Zum Schluss noch ein weiterer Punkt wie man irren kann, und zwar indem man von seiner eigenen Kenntnis ausgeht. Wernher von Braun hat eines richtig prognostiziert – dass Kommunikationssatelliten bedeutend werden würden. Damals war das größte Exemplar Intelsat II mit zwei TV-Transpondern oder der Fähigkeit alternativ etwa 2000 Telefongespräche zu übertragen. Allerdings nehme ich an, ist Wernher von Braun im privaten Umfeld dann wohl auch in der Gesellschaft von Menschen höherer Bildung umgeben gewesen, bei der Arbeit sowieso. Er prognostizierte, das man mit den vielen TV-Programmen den Analphabetismus auf der ganzen Welt in 10 Jahren beseitigen wird können. Was haben wir heute? Tausende von Kanälen, aber wie schon 1992 (bei weniger Kanälen) Bruce Springsteen sagte: „57 Channels and nothing on“.

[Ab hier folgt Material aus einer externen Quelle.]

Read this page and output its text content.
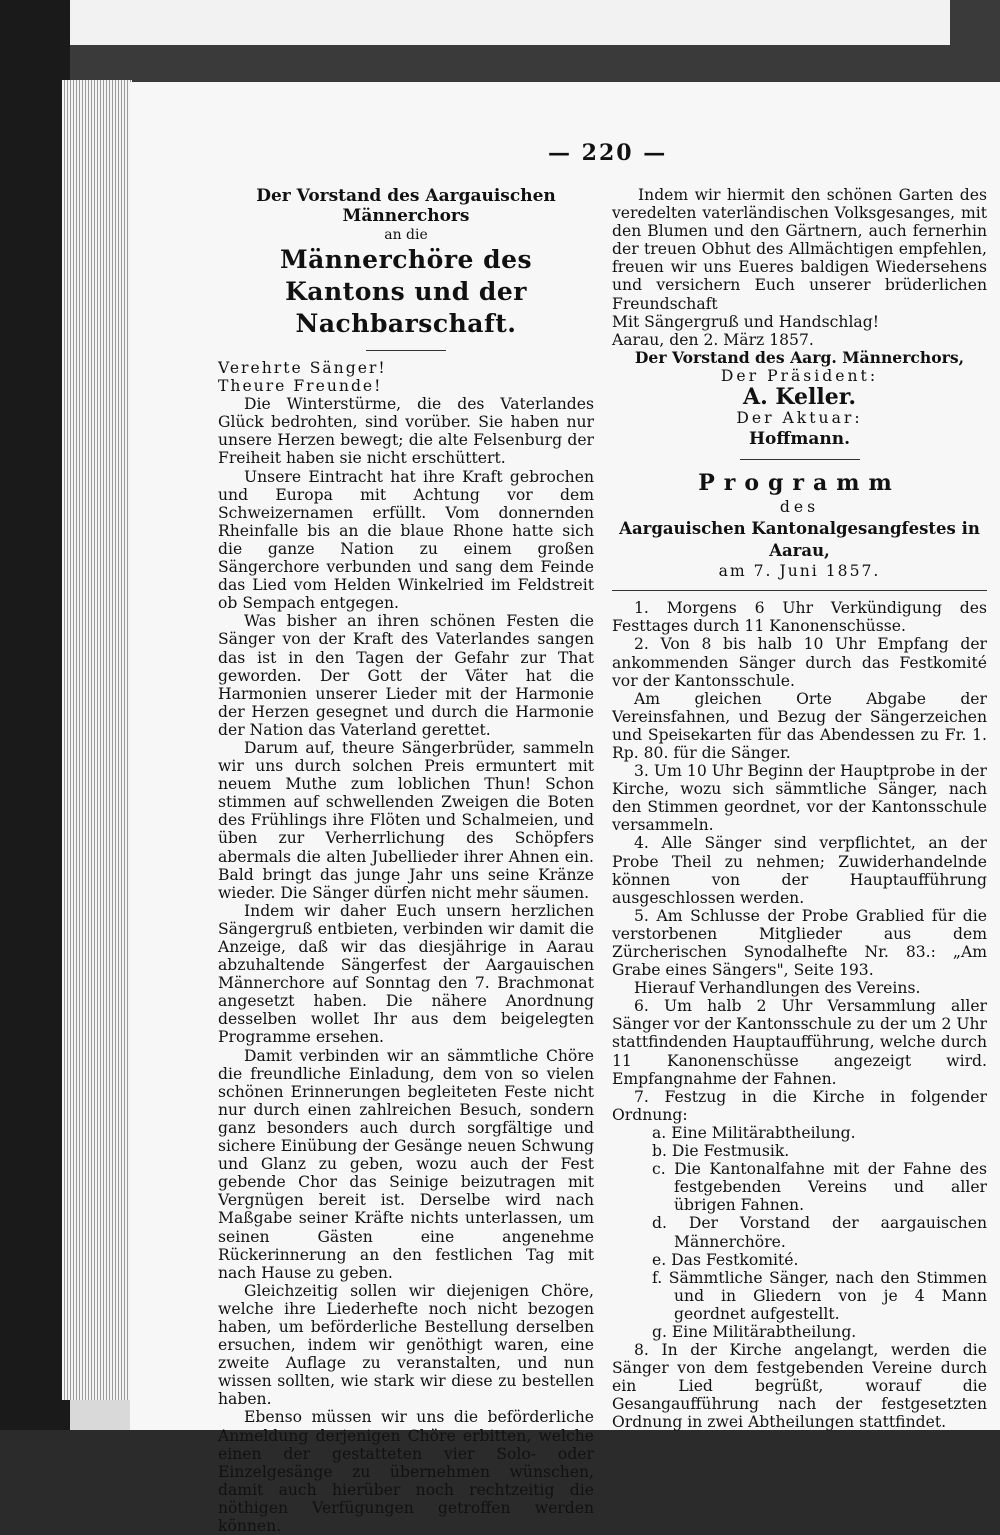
— 220 —
Der Vorstand des Aargauischen Männerchors
an die
Männerchöre des Kantons und der
Nachbarschaft.

Verehrte Sänger!

Theure Freunde!

Die Winterstürme, die des Vaterlandes Glück bedrohten, sind vorüber. Sie haben nur unsere Herzen bewegt; die alte Felsenburg der Freiheit haben sie nicht erschüttert.

Unsere Eintracht hat ihre Kraft gebrochen und Europa mit Achtung vor dem Schweizernamen erfüllt. Vom donnernden Rheinfalle bis an die blaue Rhone hatte sich die ganze Nation zu einem großen Sängerchore verbunden und sang dem Feinde das Lied vom Helden Winkelried im Feldstreit ob Sempach entgegen.

Was bisher an ihren schönen Festen die Sänger von der Kraft des Vaterlandes sangen das ist in den Tagen der Gefahr zur That geworden. Der Gott der Väter hat die Harmonien unserer Lieder mit der Harmonie der Herzen gesegnet und durch die Harmonie der Nation das Vaterland gerettet.

Darum auf, theure Sängerbrüder, sammeln wir uns durch solchen Preis ermuntert mit neuem Muthe zum loblichen Thun! Schon stimmen auf schwellenden Zweigen die Boten des Frühlings ihre Flöten und Schalmeien, und üben zur Verherrlichung des Schöpfers abermals die alten Jubellieder ihrer Ahnen ein. Bald bringt das junge Jahr uns seine Kränze wieder. Die Sänger dürfen nicht mehr säumen.

Indem wir daher Euch unsern herzlichen Sängergruß entbieten, verbinden wir damit die Anzeige, daß wir das diesjährige in Aarau abzuhaltende Sängerfest der Aargauischen Männerchore auf Sonntag den 7. Brachmonat angesetzt haben. Die nähere Anordnung desselben wollet Ihr aus dem beigelegten Programme ersehen.

Damit verbinden wir an sämmtliche Chöre die freundliche Einladung, dem von so vielen schönen Erinnerungen begleiteten Feste nicht nur durch einen zahlreichen Besuch, sondern ganz besonders auch durch sorgfältige und sichere Einübung der Gesänge neuen Schwung und Glanz zu geben, wozu auch der Fest gebende Chor das Seinige beizutragen mit Vergnügen bereit ist. Derselbe wird nach Maßgabe seiner Kräfte nichts unterlassen, um seinen Gästen eine angenehme Rückerinnerung an den festlichen Tag mit nach Hause zu geben.

Gleichzeitig sollen wir diejenigen Chöre, welche ihre Liederhefte noch nicht bezogen haben, um beförderliche Bestellung derselben ersuchen, indem wir genöthigt waren, eine zweite Auflage zu veranstalten, und nun wissen sollten, wie stark wir diese zu bestellen haben.

Ebenso müssen wir uns die beförderliche Anmeldung derjenigen Chöre erbitten, welche einen der gestatteten vier Solo- oder Einzelgesänge zu übernehmen wünschen, damit auch hierüber noch rechtzeitig die nöthigen Verfügungen getroffen werden können.

Indem wir hiermit den schönen Garten des veredelten vaterländischen Volksgesanges, mit den Blumen und den Gärtnern, auch fernerhin der treuen Obhut des Allmächtigen empfehlen, freuen wir uns Eueres baldigen Wiedersehens und versichern Euch unserer brüderlichen Freundschaft

Mit Sängergruß und Handschlag!

Aarau, den 2. März 1857.

Der Vorstand des Aarg. Männerchors,

Der Präsident:

A. Keller.

Der Aktuar:

Hoffmann.

Programm

des

Aargauischen Kantonalgesangfestes in Aarau,

am 7. Juni 1857.

1. Morgens 6 Uhr Verkündigung des Festtages durch 11 Kanonenschüsse.

2. Von 8 bis halb 10 Uhr Empfang der ankommenden Sänger durch das Festkomité vor der Kantonsschule.

Am gleichen Orte Abgabe der Vereinsfahnen, und Bezug der Sängerzeichen und Speisekarten für das Abendessen zu Fr. 1. Rp. 80. für die Sänger.

3. Um 10 Uhr Beginn der Hauptprobe in der Kirche, wozu sich sämmtliche Sänger, nach den Stimmen geordnet, vor der Kantonsschule versammeln.

4. Alle Sänger sind verpflichtet, an der Probe Theil zu nehmen; Zuwiderhandelnde können von der Hauptaufführung ausgeschlossen werden.

5. Am Schlusse der Probe Grablied für die verstorbenen Mitglieder aus dem Zürcherischen Synodalhefte Nr. 83.: „Am Grabe eines Sängers", Seite 193.

Hierauf Verhandlungen des Vereins.

6. Um halb 2 Uhr Versammlung aller Sänger vor der Kantonsschule zu der um 2 Uhr stattfindenden Hauptaufführung, welche durch 11 Kanonenschüsse angezeigt wird. Empfangnahme der Fahnen.

7. Festzug in die Kirche in folgender Ordnung:

a. Eine Militärabtheilung.

b. Die Festmusik.

c. Die Kantonalfahne mit der Fahne des festgebenden Vereins und aller übrigen Fahnen.

d. Der Vorstand der aargauischen Männerchöre.

e. Das Festkomité.

f. Sämmtliche Sänger, nach den Stimmen und in Gliedern von je 4 Mann geordnet aufgestellt.

g. Eine Militärabtheilung.

8. In der Kirche angelangt, werden die Sänger von dem festgebenden Vereine durch ein Lied begrüßt, worauf die Gesangaufführung nach der festgesetzten Ordnung in zwei Abtheilungen stattfindet.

https://www.youtube.com/watch?v=YAlDbP4tdqc

26.6.2017: MASSA

Trump fordert ja nicht nur die Aufrüstung der anderen NATO-Partner -. das ominöse 2% des BIP-Ziel, er hat seit seinem Amtsantritt auch jede Menge neue Rüstungsprojekte angestoßen. Derzeit wird das gerade im Kongress debattiert. Besonders hoch, um 20% wurde das geheime Budget der USAF für „Space Operations“ erhöht.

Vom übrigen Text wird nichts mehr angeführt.